She got up hurriedly. None of the others seemed to think anything about it. Bert left the door open and she went after him. She was surprised at the whiteness of the side of the barn, and then realized that it was the moon shining full on it from over the house. The cracks between the stones showed as clean black lines more clearly picked out than in sunlight. Going down the path out of the tilted shadow from the roof was like walking through something palpable, say a dark canvas awning. Going on into the field they had the moon very nearly in front, and Flo gazed up and thought how it looked like a bubble filled with white light. Sometimes it was so hard to think of the moon as anything but a flat disc pasted, as it were, on a flat black ceiling; but now, surrounded by miles of faintly luminous air, it was so obviously round and buoyant that she wouldn’t have been surprised to have seen it float along just as a bubble would to the slightest breath.
“Grand night,” said Bert with a gentle sort of purring appreciation which she had never heard from him before.
He had a stick only and no gun, and walked slowly and did not seem to wish her to say anything. The whole valley showed familiarly, yet completely different; all the hills more remote and smaller, dwarfed under the tremendous height where the stars were. Even the moors and cliffs of Moss Edge were smoother, as if they were no longer peat and gritstone, but had been changed into some kind of blue-grey aluminium alloy. Bert took the shortest route towards the willows, reaching them exactly where a narrow path went through. He whispered her to tread carefully. He stopped just in cover, pushing against the branches to make room for her at his side. Some of the lissom twigs touched her hands and cheeks with coolness and gentleness. She could smell the water fresh and slightly weedy. In the water was the moon, now as calm and round as in the sky, the next moment elongating in a ripple, breaking in two, then recovering its perfect shape without effort. As the ripple moved towards them it brought on its crest a stolen gift of moonlight, but lost it just as it touched the beach. Other ripples followed, making sometimes a continuous convoy of moon bits, but they ail went out at the edge of the land. Bert pointed, and she saw to the right about twenty yards out a flotilla of dark dots led by what was unmistakably a duck. She looked closer along the beach, and as far as she could see there were ducks dabbling or preening, or floating headless and motionless.
“Worth seein’, eh?” said Bert, so low that she could scarcely tell.

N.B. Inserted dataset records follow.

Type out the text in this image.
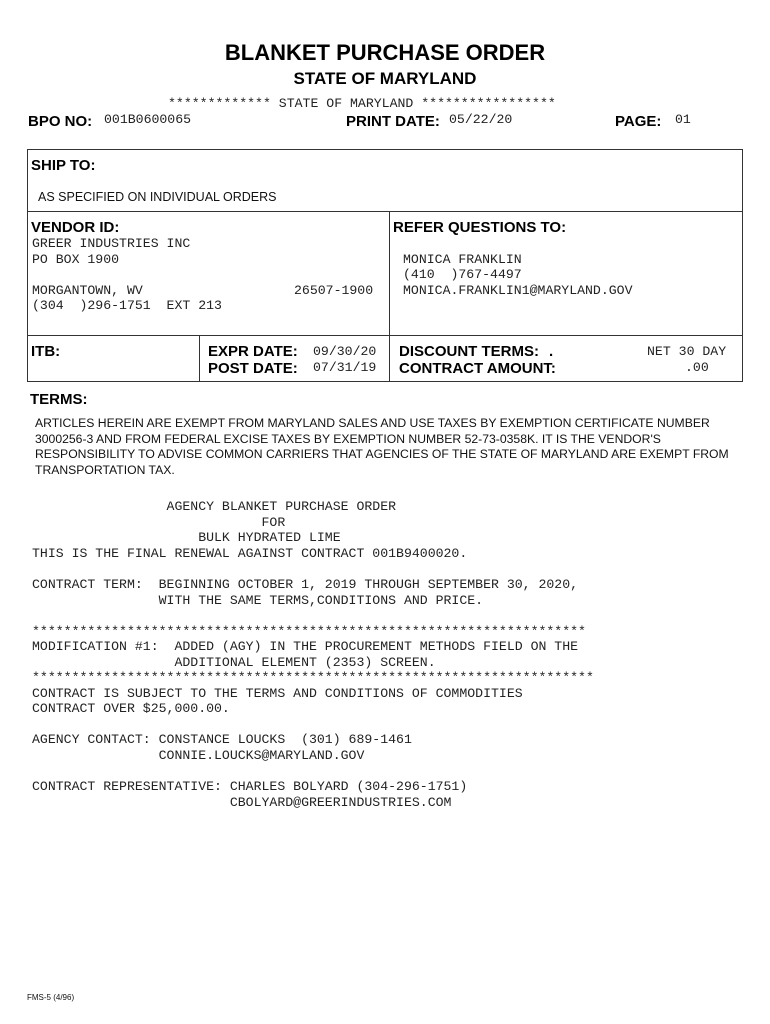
BLANKET PURCHASE ORDER
STATE OF MARYLAND
************* STATE OF MARYLAND *****************
BPO NO: 001B0600065	PRINT DATE: 05/22/20	PAGE: 01
SHIP TO:
AS SPECIFIED ON INDIVIDUAL ORDERS
VENDOR ID:
GREER INDUSTRIES INC
PO BOX 1900
MORGANTOWN, WV	26507-1900
(304  )296-1751  EXT 213
REFER QUESTIONS TO:
MONICA FRANKLIN
(410  )767-4497
MONICA.FRANKLIN1@MARYLAND.GOV
ITB:	EXPR DATE: 09/30/20
POST DATE: 07/31/19
DISCOUNT TERMS: .	NET 30 DAY
CONTRACT AMOUNT:	.00
TERMS:
ARTICLES HEREIN ARE EXEMPT FROM MARYLAND SALES AND USE TAXES BY EXEMPTION CERTIFICATE NUMBER 3000256-3 AND FROM FEDERAL EXCISE TAXES BY EXEMPTION NUMBER 52-73-0358K. IT IS THE VENDOR'S RESPONSIBILITY TO ADVISE COMMON CARRIERS THAT AGENCIES OF THE STATE OF MARYLAND ARE EXEMPT FROM TRANSPORTATION TAX.
AGENCY BLANKET PURCHASE ORDER
FOR
BULK HYDRATED LIME
THIS IS THE FINAL RENEWAL AGAINST CONTRACT 001B9400020.
CONTRACT TERM:  BEGINNING OCTOBER 1, 2019 THROUGH SEPTEMBER 30, 2020,
WITH THE SAME TERMS,CONDITIONS AND PRICE.
**********************************************************************
MODIFICATION #1:  ADDED (AGY) IN THE PROCUREMENT METHODS FIELD ON THE
ADDITIONAL ELEMENT (2353) SCREEN.
***********************************************************************
CONTRACT IS SUBJECT TO THE TERMS AND CONDITIONS OF COMMODITIES
CONTRACT OVER $25,000.00.
AGENCY CONTACT: CONSTANCE LOUCKS  (301) 689-1461
CONNIE.LOUCKS@MARYLAND.GOV
CONTRACT REPRESENTATIVE: CHARLES BOLYARD (304-296-1751)
CBOLYARD@GREERINDUSTRIES.COM
FMS-5 (4/96)
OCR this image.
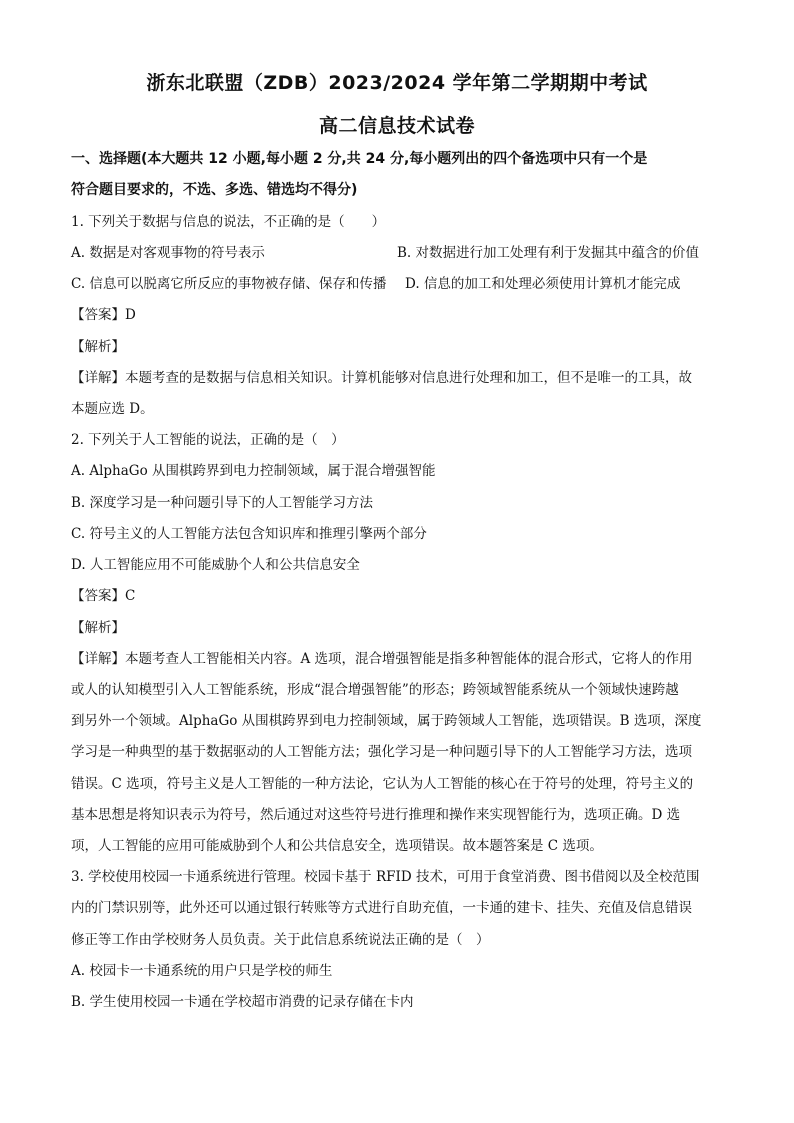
浙东北联盟（ZDB）2023/2024 学年第二学期期中考试
高二信息技术试卷
一、选择题(本大题共 12 小题,每小题 2 分,共 24 分,每小题列出的四个备选项中只有一个是
符合题目要求的，不选、多选、错选均不得分)
1. 下列关于数据与信息的说法，不正确的是（　　）
A. 数据是对客观事物的符号表示	B. 对数据进行加工处理有利于发掘其中蕴含的价值
C. 信息可以脱离它所反应的事物被存储、保存和传播	D. 信息的加工和处理必须使用计算机才能完成
【答案】D
【解析】
【详解】本题考查的是数据与信息相关知识。计算机能够对信息进行处理和加工，但不是唯一的工具，故
本题应选 D。
2. 下列关于人工智能的说法，正确的是（　）
A. AlphaGo 从围棋跨界到电力控制领域，属于混合增强智能
B. 深度学习是一种问题引导下的人工智能学习方法
C. 符号主义的人工智能方法包含知识库和推理引擎两个部分
D. 人工智能应用不可能威胁个人和公共信息安全
【答案】C
【解析】
【详解】本题考查人工智能相关内容。A 选项，混合增强智能是指多种智能体的混合形式，它将人的作用
或人的认知模型引入人工智能系统，形成“混合增强智能”的形态；跨领域智能系统从一个领域快速跨越
到另外一个领域。AlphaGo 从围棋跨界到电力控制领域，属于跨领域人工智能，选项错误。B 选项，深度
学习是一种典型的基于数据驱动的人工智能方法；强化学习是一种问题引导下的人工智能学习方法，选项
错误。C 选项，符号主义是人工智能的一种方法论，它认为人工智能的核心在于符号的处理，符号主义的
基本思想是将知识表示为符号，然后通过对这些符号进行推理和操作来实现智能行为，选项正确。D 选
项，人工智能的应用可能威胁到个人和公共信息安全，选项错误。故本题答案是 C 选项。
3. 学校使用校园一卡通系统进行管理。校园卡基于 RFID 技术，可用于食堂消费、图书借阅以及全校范围
内的门禁识别等，此外还可以通过银行转账等方式进行自助充值，一卡通的建卡、挂失、充值及信息错误
修正等工作由学校财务人员负责。关于此信息系统说法正确的是（　）
A. 校园卡一卡通系统的用户只是学校的师生
B. 学生使用校园一卡通在学校超市消费的记录存储在卡内
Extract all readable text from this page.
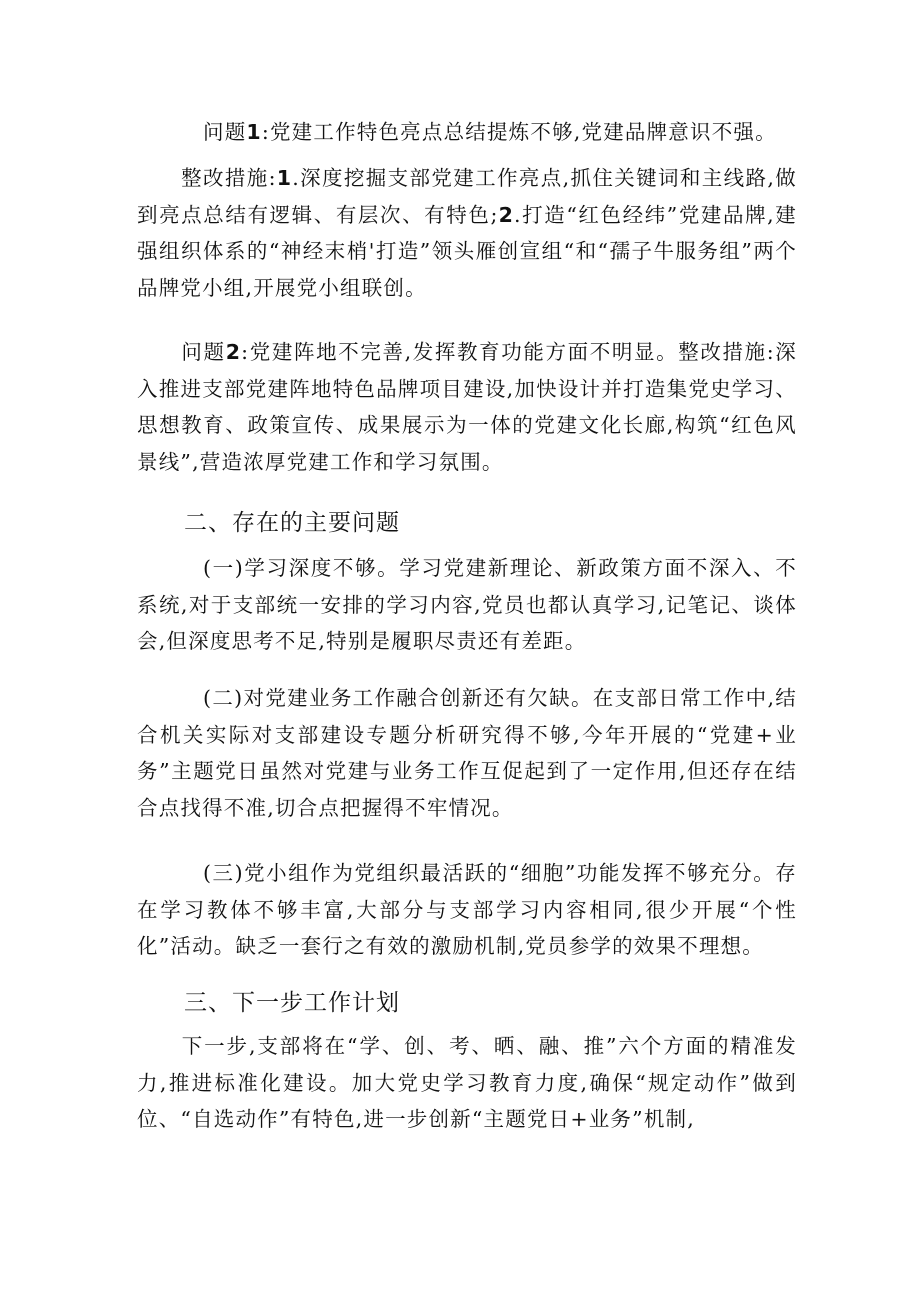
问题1:党建工作特色亮点总结提炼不够,党建品牌意识不强。

整改措施:1.深度挖掘支部党建工作亮点,抓住关键词和主线路,做到亮点总结有逻辑、有层次、有特色;2.打造“红色经纬”党建品牌,建强组织体系的“神经末梢'打造”领头雁创宣组“和“孺子牛服务组”两个品牌党小组,开展党小组联创。

问题2:党建阵地不完善,发挥教育功能方面不明显。整改措施:深入推进支部党建阵地特色品牌项目建设,加快设计并打造集党史学习、思想教育、政策宣传、成果展示为一体的党建文化长廊,构筑“红色风景线”,营造浓厚党建工作和学习氛围。

二、存在的主要问题

(一)学习深度不够。学习党建新理论、新政策方面不深入、不系统,对于支部统一安排的学习内容,党员也都认真学习,记笔记、谈体会,但深度思考不足,特别是履职尽责还有差距。

(二)对党建业务工作融合创新还有欠缺。在支部日常工作中,结合机关实际对支部建设专题分析研究得不够,今年开展的“党建+业务”主题党日虽然对党建与业务工作互促起到了一定作用,但还存在结合点找得不准,切合点把握得不牢情况。

(三)党小组作为党组织最活跃的“细胞”功能发挥不够充分。存在学习教体不够丰富,大部分与支部学习内容相同,很少开展“个性化”活动。缺乏一套行之有效的激励机制,党员参学的效果不理想。

三、下一步工作计划

下一步,支部将在“学、创、考、晒、融、推”六个方面的精准发力,推进标准化建设。加大党史学习教育力度,确保“规定动作”做到位、“自选动作”有特色,进一步创新“主题党日+业务”机制,
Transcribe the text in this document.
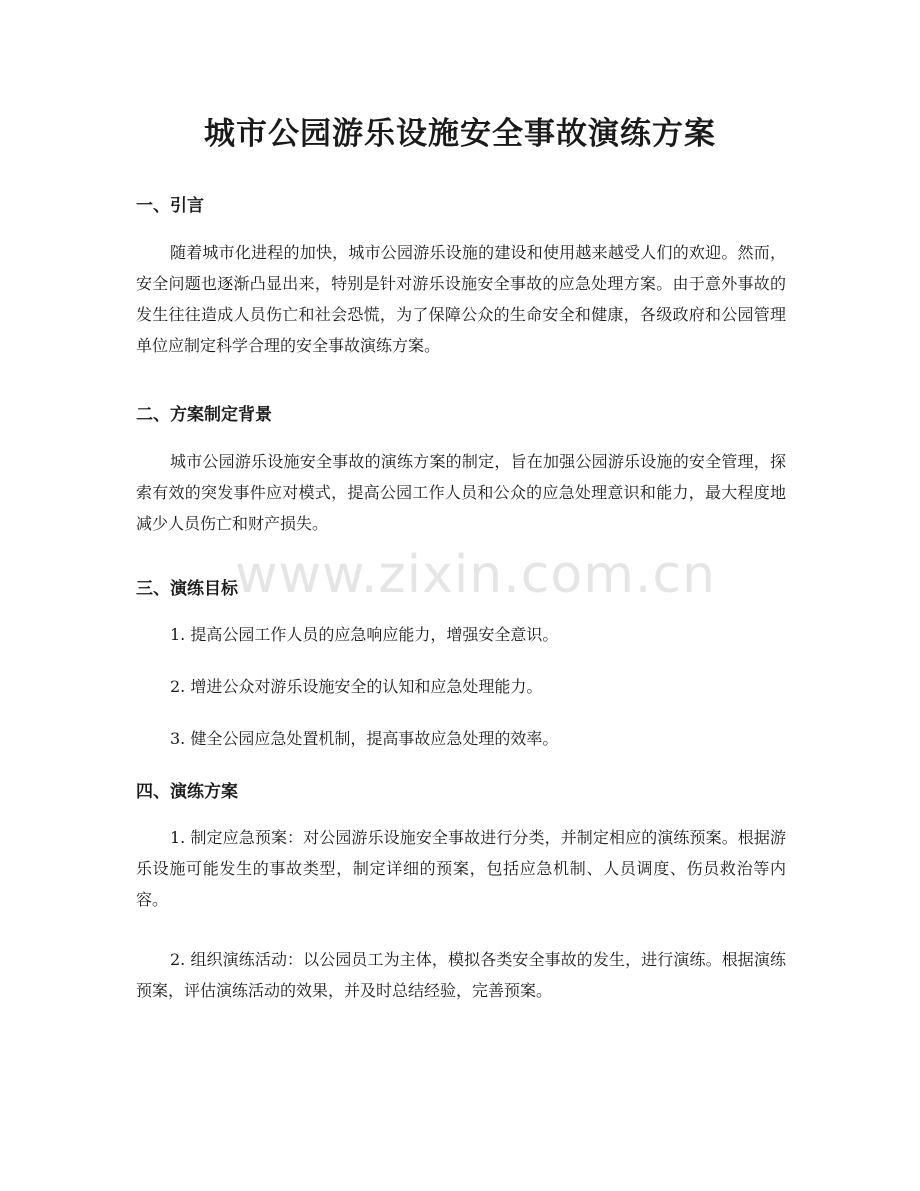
城市公园游乐设施安全事故演练方案
一、引言

随着城市化进程的加快，城市公园游乐设施的建设和使用越来越受人们的欢迎。然而，安全问题也逐渐凸显出来，特别是针对游乐设施安全事故的应急处理方案。由于意外事故的发生往往造成人员伤亡和社会恐慌，为了保障公众的生命安全和健康，各级政府和公园管理单位应制定科学合理的安全事故演练方案。

二、方案制定背景

城市公园游乐设施安全事故的演练方案的制定，旨在加强公园游乐设施的安全管理，探索有效的突发事件应对模式，提高公园工作人员和公众的应急处理意识和能力，最大程度地减少人员伤亡和财产损失。

三、演练目标

1. 提高公园工作人员的应急响应能力，增强安全意识。

2. 增进公众对游乐设施安全的认知和应急处理能力。

3. 健全公园应急处置机制，提高事故应急处理的效率。

四、演练方案

1. 制定应急预案：对公园游乐设施安全事故进行分类，并制定相应的演练预案。根据游乐设施可能发生的事故类型，制定详细的预案，包括应急机制、人员调度、伤员救治等内容。

2. 组织演练活动：以公园员工为主体，模拟各类安全事故的发生，进行演练。根据演练预案，评估演练活动的效果，并及时总结经验，完善预案。

www.zixin.com.cn
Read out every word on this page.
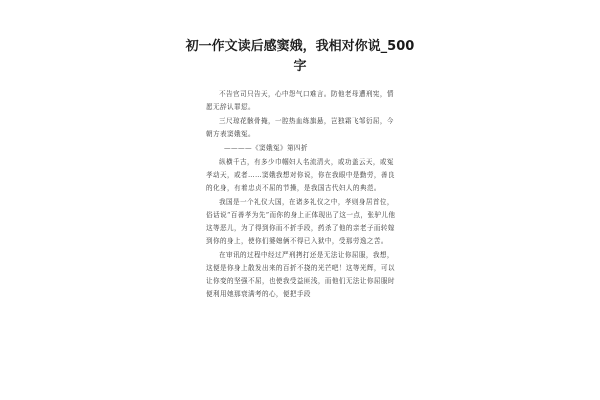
初一作文读后感窦娥，我相对你说_500字

不告官司只告天，心中怨气口难言。防他老母遭刑宪，情愿无辞认罪愆。

三尺琼花骸骨掩，一腔热血练旗悬，岂独霜飞邹衍屈，今朝方表窦娥冤。

————《窦娥冤》第四折

纵横千古，有多少巾帼妇人名流清火，或功盖云天，或冤孝动天，或者……窦娥我想对你说，你在我眼中是勤劳，善良的化身，有着忠贞不屈的节操，是我国古代妇人的典范。

我国是一个礼仪大国，在诸多礼仪之中，孝则身居首位，俗话说“百善孝为先”而你的身上正体现出了这一点，张驴儿他这等恶儿，为了得到你而不折手段，药杀了他的亲老子而转嫁到你的身上，使你们婆媳俩不得已入狱中，受那劳逸之苦。

在审讯的过程中经过严刑拷打还是无法让你屈服，我想，这便是你身上散发出来的百折不挠的光芒吧！这等光辉，可以让你变的坚强不屈，也使我受益匪浅，而他们无法让你屈服时便利用她那衰满考的心，便把手段
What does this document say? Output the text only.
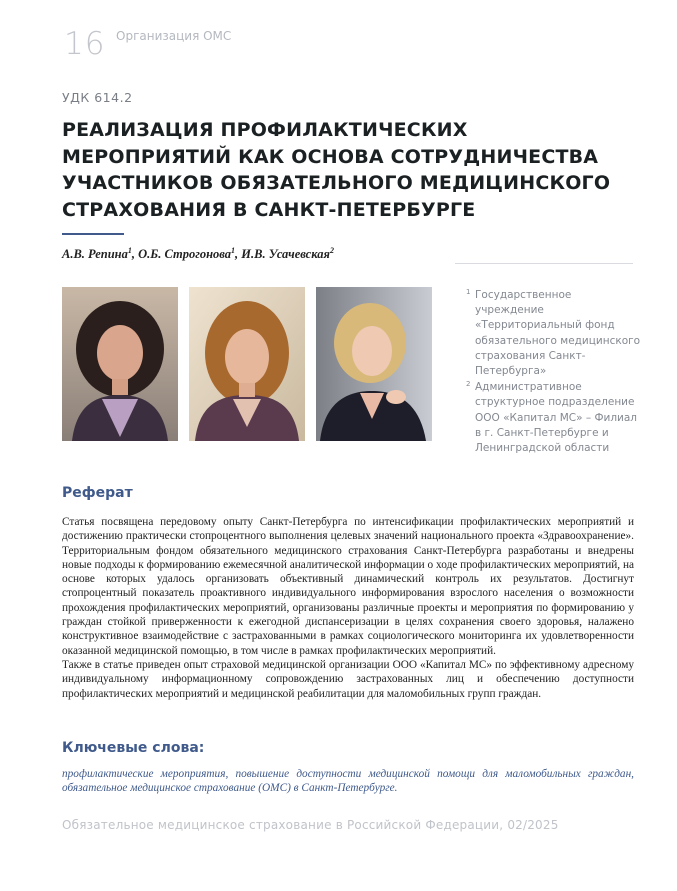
16 Организация ОМС
УДК 614.2
РЕАЛИЗАЦИЯ ПРОФИЛАКТИЧЕСКИХ МЕРОПРИЯТИЙ КАК ОСНОВА СОТРУДНИЧЕСТВА УЧАСТНИКОВ ОБЯЗАТЕЛЬНОГО МЕДИЦИНСКОГО СТРАХОВАНИЯ В САНКТ-ПЕТЕРБУРГЕ
А.В. Репина$^1$, О.Б. Строгонова$^1$, И.В. Усачевская$^2$

1 Государственное учреждение «Территориальный фонд обязательного медицинского страхования Санкт-Петербурга»

2 Административное структурное подразделение ООО «Капитал МС» – Филиал в г. Санкт-Петербурге и Ленинградской области

Реферат

Статья посвящена передовому опыту Санкт-Петербурга по интенсификации профилактических мероприятий и достижению практически стопроцентного выполнения целевых значений национального проекта «Здравоохранение». Территориальным фондом обязательного медицинского страхования Санкт-Петербурга разработаны и внедрены новые подходы к формированию ежемесячной аналитической информации о ходе профилактических мероприятий, на основе которых удалось организовать объективный динамический контроль их результатов. Достигнут стопроцентный показатель проактивного индивидуального информирования взрослого населения о возможности прохождения профилактических мероприятий, организованы различные проекты и мероприятия по формированию у граждан стойкой приверженности к ежегодной диспансеризации в целях сохранения своего здоровья, налажено конструктивное взаимодействие с застрахованными в рамках социологического мониторинга их удовлетворенности оказанной медицинской помощью, в том числе в рамках профилактических мероприятий.

Также в статье приведен опыт страховой медицинской организации ООО «Капитал МС» по эффективному адресному индивидуальному информационному сопровождению застрахованных лиц и обеспечению доступности профилактических мероприятий и медицинской реабилитации для маломобильных групп граждан.

Ключевые слова:

профилактические мероприятия, повышение доступности медицинской помощи для маломобильных граждан, обязательное медицинское страхование (ОМС) в Санкт-Петербурге.

Обязательное медицинское страхование в Российской Федерации, 02/2025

He turned, pushing past, and led back into the field. They were in shadow again, the broken shadow of the willow rods, which made a queer mottling across their eyes as they walked on. Roughly at fifty-yard intervals there were other narrow paths. Bert knew all, though Flo would have passed most of them, because they started at an angle and curved and were not obvious like the first straight path. Bert led down each one, and every time that they stopped, just in hiding, Flo saw more ducks. At least she thought that they were all ducks till Bert whispered, “Water-hen and coot as well.” And suddenly he jerked up his stick silently, and she saw crossing the moon three flying ducks. They circled and dropped with a simultaneous ploughing splash, surprisingly loud though they were a score of yards out. One of the ducks gave a challenging
“Careful; don’t scare ’em,” warned Bert, leading the way back.
They reached the point of the field and turned along the inside of willows hedging what Flo guessed must be a long arm of the lake reaching back almost to the road. Here they were in full moonlight once more. It was so bright that Flo imagined that she could feel it warm like sunshine. Bert sauntered slower than before, but did not lead through the bushes. Flo was scared by a sudden whickering, but it was only a peewit which flew close above them with a pulsing, rushing sound and skirled noisily. Bert cursed and moved a little quicker. As the bird turned and tossed there was a glinting reflection off its neck or back. Just before they reached the lane where the bridge was Bert burrowed leftward and the bird flew higher, still crying, but less agitatedly, until it forgot them. The willows made a caging overhead. The ground sloped quickly and was soft. Bert paused to warn her, then went ahead with five long strides, balancing with his stick. Flo made out dimly the black back of a partly drowned branch. It was roughly knuckled, and the knuckles were the stepping places. She felt with her foot. The branch seemed greasy and a nervousness spread up her legs.
“Come on,” ordered Bert sharply, “there’s no depth.”